27 April 2021|Latest Posts, Meet the Successful Founder
For the latest in our popular Meet the Successful Founder series we caught up with inspirational entrepreneur, author and keynote speaker Jeremy Blain to learn about his journey, inspiration and advice he has to share.
Can you tell us a little about your background and the company?
I started my career selling chip fat and toilet cleaner at Procter and Gamble and I can tell you there was no better grounding in how to more positively engage customers! I moved on to spend a few years with Walkers Crisps / PepsiCo and then moved into consulting, training and human capital leadership. Since then my experience has been largely international having worked in most major markets in the world, and starting a new Asia pacific business when I moved to Singapore in 2011. 10 years later I am back in the UK, with my own business built on these experiences, from the chip fryer to China!
How did the idea come to you for the company?
My consulting and training company builds on my experiences and helped me to focus on an increasing passion. To research and help businesses, leaders and their people to transform for the modern workplace; in the face of digital, workplace and workforce transformation.

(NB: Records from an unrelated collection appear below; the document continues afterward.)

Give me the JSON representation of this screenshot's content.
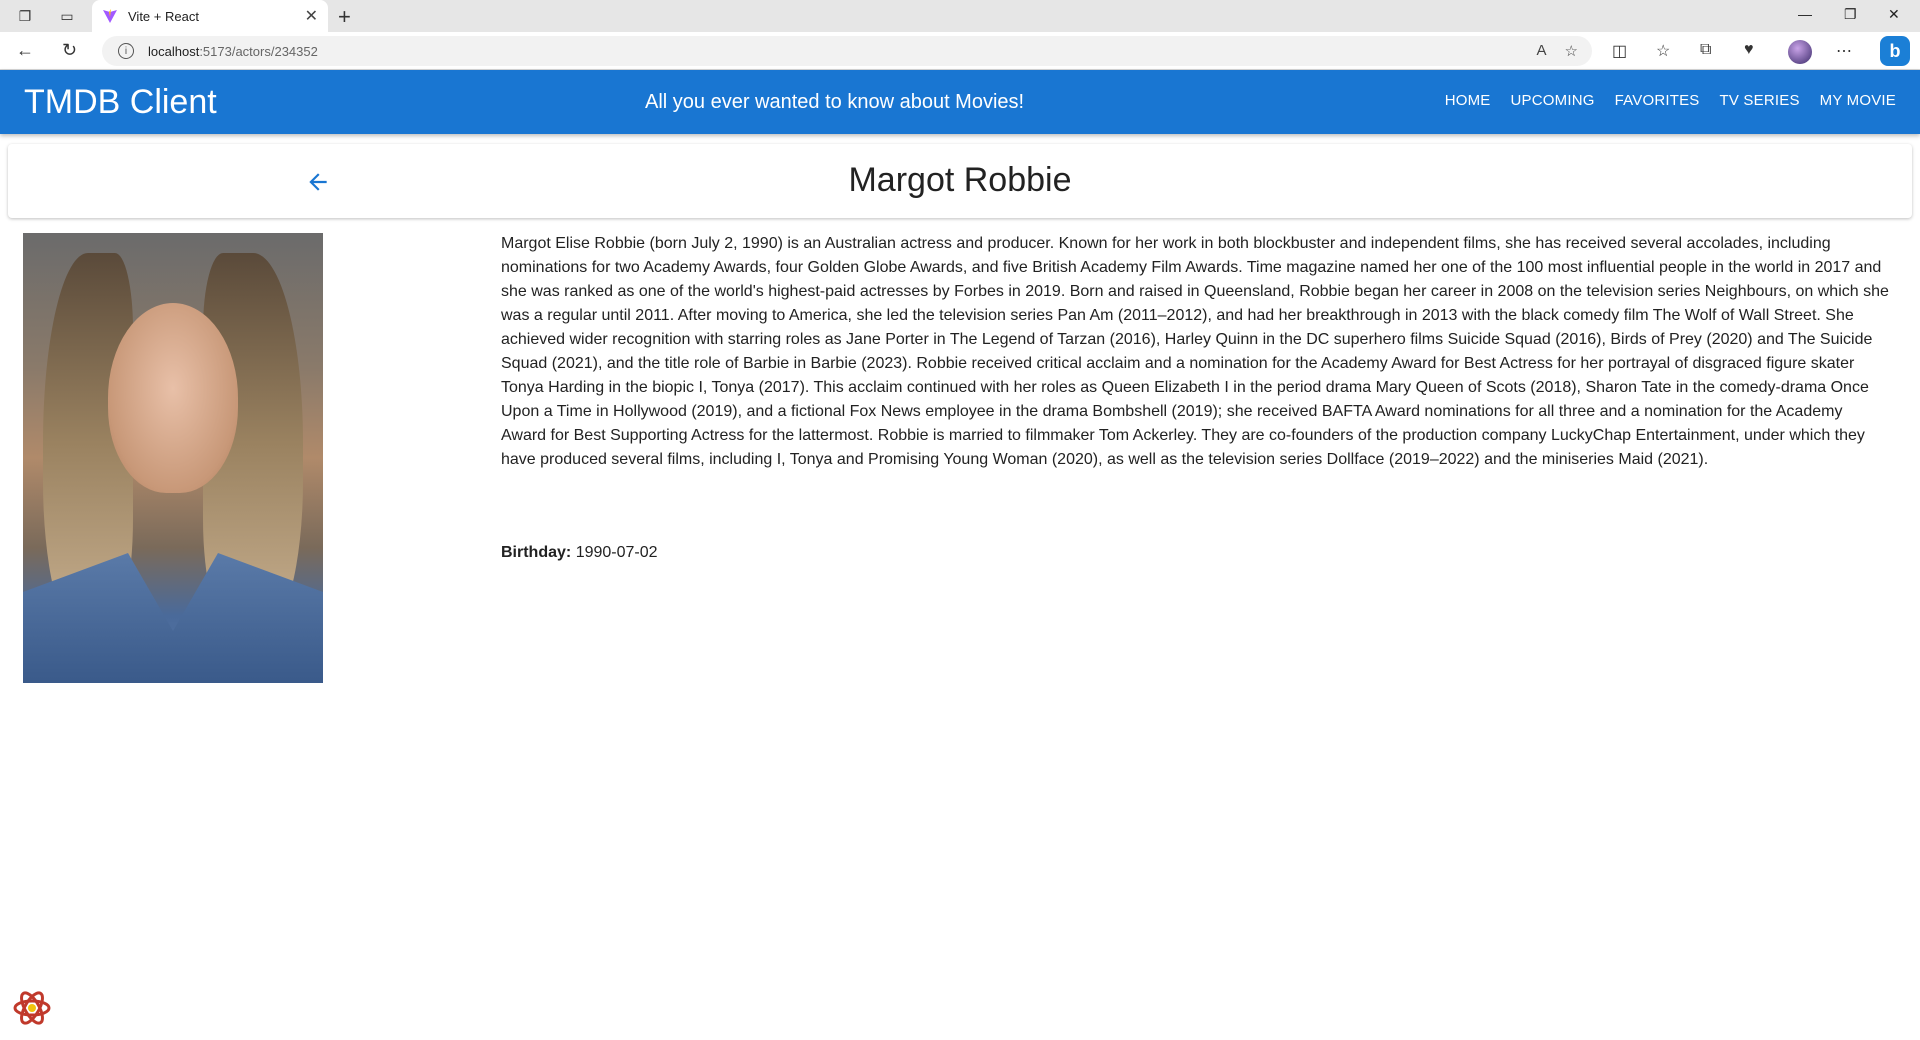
{
  "browser": {
    "tab_title": "Vite + React",
    "url_host": "localhost",
    "url_path": ":5173/actors/234352"
  },
  "header": {
    "brand": "TMDB Client",
    "tagline": "All you ever wanted to know about Movies!",
    "nav": [
      "HOME",
      "UPCOMING",
      "FAVORITES",
      "TV SERIES",
      "MY MOVIE"
    ]
  },
  "actor": {
    "name": "Margot Robbie",
    "biography": "Margot Elise Robbie (born July 2, 1990) is an Australian actress and producer. Known for her work in both blockbuster and independent films, she has received several accolades, including nominations for two Academy Awards, four Golden Globe Awards, and five British Academy Film Awards. Time magazine named her one of the 100 most influential people in the world in 2017 and she was ranked as one of the world's highest-paid actresses by Forbes in 2019. Born and raised in Queensland, Robbie began her career in 2008 on the television series Neighbours, on which she was a regular until 2011. After moving to America, she led the television series Pan Am (2011–2012), and had her breakthrough in 2013 with the black comedy film The Wolf of Wall Street. She achieved wider recognition with starring roles as Jane Porter in The Legend of Tarzan (2016), Harley Quinn in the DC superhero films Suicide Squad (2016), Birds of Prey (2020) and The Suicide Squad (2021), and the title role of Barbie in Barbie (2023). Robbie received critical acclaim and a nomination for the Academy Award for Best Actress for her portrayal of disgraced figure skater Tonya Harding in the biopic I, Tonya (2017). This acclaim continued with her roles as Queen Elizabeth I in the period drama Mary Queen of Scots (2018), Sharon Tate in the comedy-drama Once Upon a Time in Hollywood (2019), and a fictional Fox News employee in the drama Bombshell (2019); she received BAFTA Award nominations for all three and a nomination for the Academy Award for Best Supporting Actress for the lattermost. Robbie is married to filmmaker Tom Ackerley. They are co-founders of the production company LuckyChap Entertainment, under which they have produced several films, including I, Tonya and Promising Young Woman (2020), as well as the television series Dollface (2019–2022) and the miniseries Maid (2021).",
    "birthday_label": "Birthday:",
    "birthday": "1990-07-02"
  },
  "colors": {
    "primary": "#1976d2"
  }
}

My specific ideas for Performance Works International was to upgrade traditional training and consulting to focus on the trends, traits, knowledge, skills and behaviours most relevant for the 2020s and 2030s. This is backed by my continuing research and publication of over 30 industry white papers, and gives me a knowledge leadership position as much as competitive advantage in a space that remains full of generalists and old skool approaches. Something that I champion at industry level actually, to encourage my competitors and start ups to change the game as far as corporate training, operational consulting and measurable, action-oriented interventions go. It benefits us all if we are on top of our game. The saw stays sharp!
How did you achieve awareness?
I am a believer in lifelong learning and as an entrepreneur and leader, I am keen to learn from others. I am an active networker and create learning through fantastic contacts, reading, engagement and more. In fact this is very much a consumerisation of learning in that everything is at my fingertips that I need. Online and through amazing people in my network. I can access it on demand, sit in on ClubHouse sessions, listen to podcasts and share. So for me being active on social media to share knowledge, insights and support of others is how I gain strong awareness. My proof? I just launched my first book ‘The Inner CEO – Unleashing leaders at all levels’ and the investment in network and social contact online is paying huge dividends in terms of post-shares, support, customer proposals, confirmed work and developing an even wider network who are getting in touch. It is the way for the modern Go To Market in my view. I have been staggered by the response – In fact on day 1 of my book launch, outside of pure book / eBook sales, I responded to and closed three conference speech requests. ROI on day one is not bad in my book!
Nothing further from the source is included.